The path to a single version of truth for all supply chain data is not through coercion, standards bodies, the next iteration of XML, or programming language. 

AI to the Rescue

Here’s an idea. Instead of seeking ways to force your way on partners, why not try something else? Allow them to operate and communicate as they do today and use AI to consume, translate and standardize the information for the application that needs it.

Large language models (LLMs) are maturing rapidly. We have all seen how they can write essays, contracts, and emails. With the right teaching libraries, LLMs can also read and interpret complex business documents, regardless of format or language. If a small supplier prefers to communicate by emailing a PDF, let the AI do the work of updating the importer systems.

This becomes especially important for companies that have already invested in technology. As systems evolve, obsolescence is an issue. Unlike upgrading your iPhone every three years, it’s not easy to rip and replace an enterprise system that has been implemented at a significant cost. With AI as the data interpreter, the ability to augment existing system investments is more attainable than ever before.

Imagine a large automotive OEM, who spent more than $100 million rolling out a global transportation management system to support all global logistics operations. That is not going anywhere. Five years ago, the partner network data quality issue might have rendered that solution only partially effective. 

Today, it is possible for a startup with a state of the art AI solution design to bring together the unstructured data that is common in global logistics and significantly upgrade any installed TMS system. For that automotive OEM, their investment is not only preserved, it’s expanded. 
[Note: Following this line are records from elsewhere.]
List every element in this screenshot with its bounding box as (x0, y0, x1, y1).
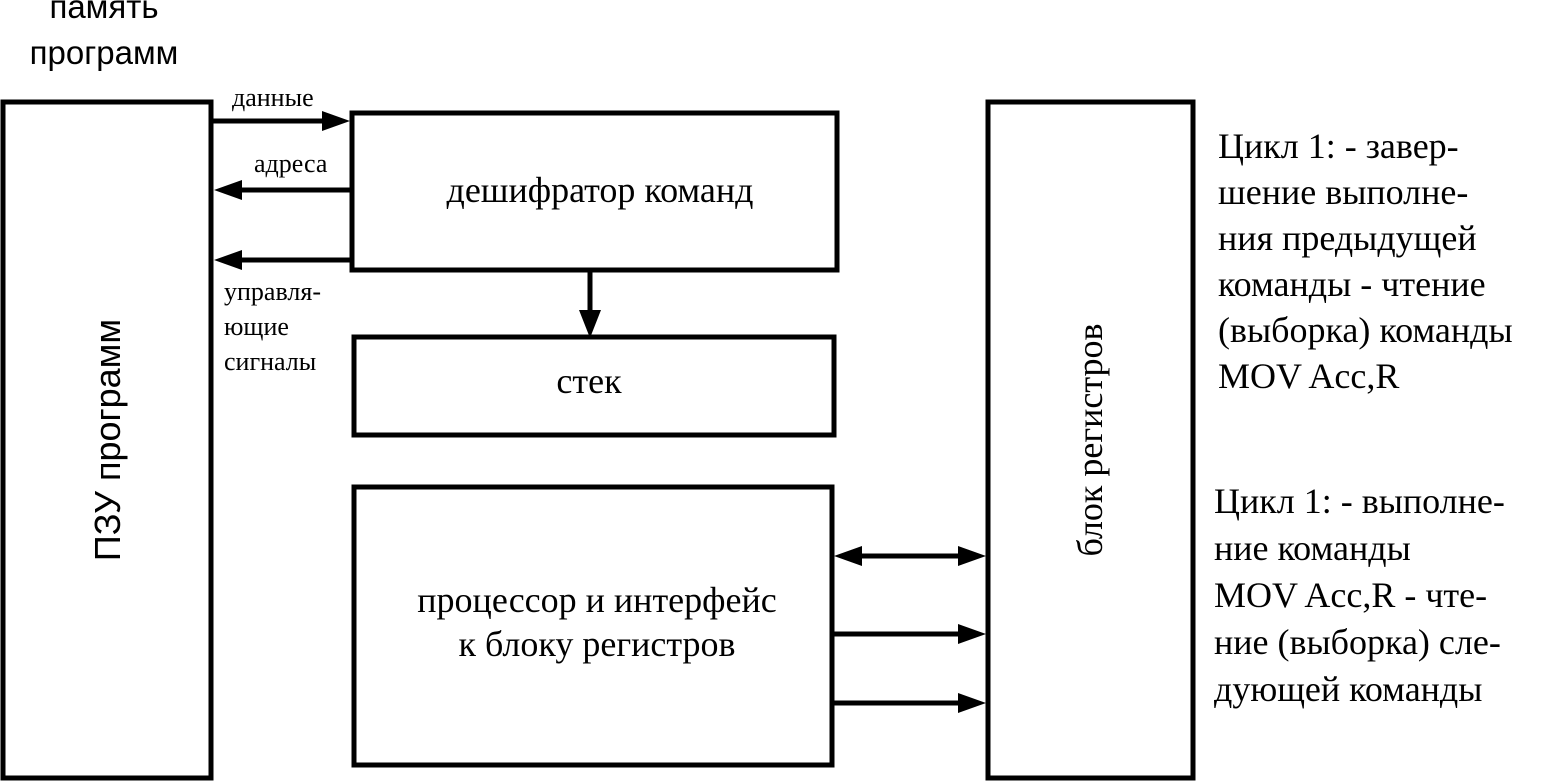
processor-register-arrow-3-head (958, 693, 986, 713)
rom-block (0, 99, 214, 781)
processor-label-line-2: к блоку регистров (458, 624, 735, 664)
cycle-a-note-line-5: (выборка) команды (1218, 310, 1513, 350)
cycle-b-note-line-2: ние команды (1214, 528, 1411, 568)
register-block (985, 99, 1196, 781)
data-arrow-head (322, 111, 350, 131)
memory-caption-line-1: память (49, 0, 158, 25)
control-signal-label-line-3: сигналы (224, 347, 316, 376)
rom-label: ПЗУ программ (87, 319, 128, 561)
cycle-a-note-line-6: MOV Acc,R (1218, 356, 1399, 396)
cycle-a-note-line-4: команды - чтение (1218, 264, 1486, 304)
control-signal-label-line-1: управля- (224, 277, 321, 306)
decoder-block (349, 110, 840, 273)
address-arrow-head (214, 180, 242, 200)
control-arrow-head (214, 250, 242, 270)
memory-caption-line-2: программ (30, 34, 179, 71)
stack-label: стек (556, 361, 622, 401)
register-label: блок регистров (1070, 323, 1110, 556)
cycle-a-note-line-1: Цикл 1: - завер- (1218, 126, 1459, 166)
address-signal-label: адреса (254, 149, 328, 178)
data-signal-label: данные (232, 83, 314, 112)
cycle-b-note-line-4: ние (выборка) сле- (1214, 622, 1501, 662)
decoder-label: дешифратор команд (447, 170, 754, 210)
cycle-a-note-line-3: ния предыдущей (1218, 218, 1477, 258)
processor-label-line-1: процессор и интерфейс (417, 580, 776, 620)
bidirectional-arrow-head-left (834, 546, 862, 566)
cycle-b-note-line-5: дующей команды (1214, 669, 1482, 709)
control-signal-label-line-2: ющие (224, 312, 289, 341)
cycle-b-note-line-3: MOV Acc,R - чте- (1214, 575, 1487, 615)
processor-block (351, 484, 835, 768)
stack-block (351, 334, 837, 438)
cycle-b-note-line-1: Цикл 1: - выполне- (1214, 481, 1505, 521)
cycle-a-note-line-2: шение выполне- (1218, 172, 1468, 212)
processor-register-arrow-2-head (958, 624, 986, 644)
bidirectional-arrow-head-right (958, 546, 986, 566)
decoder-stack-arrow-head (579, 310, 601, 338)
The AI hype machine is now being compared to Blockchain, which fizzled after a few spectacular years atop the bold predictions ladder. Nobody understood Blockchain, and there were few examples of tangible business uses to be had.  AI is a different beast. In a very short amount of time, the business use cases are not only taking place, but CIOs are doing webinars talking about how it is already working, breaking boundaries for the first time. 

Nobody wants to start over and admit defeat. A CIO at a large global company will do everything they can to preserve and build upon their investments because it goes beyond just the cost of the IT. The change management process is a big hurdle so if AI can in fact improve the performance of software and do it in a way that involves minimal change management, that shows real promise.

It’s still early, but it’s a big deal. Believe the hype.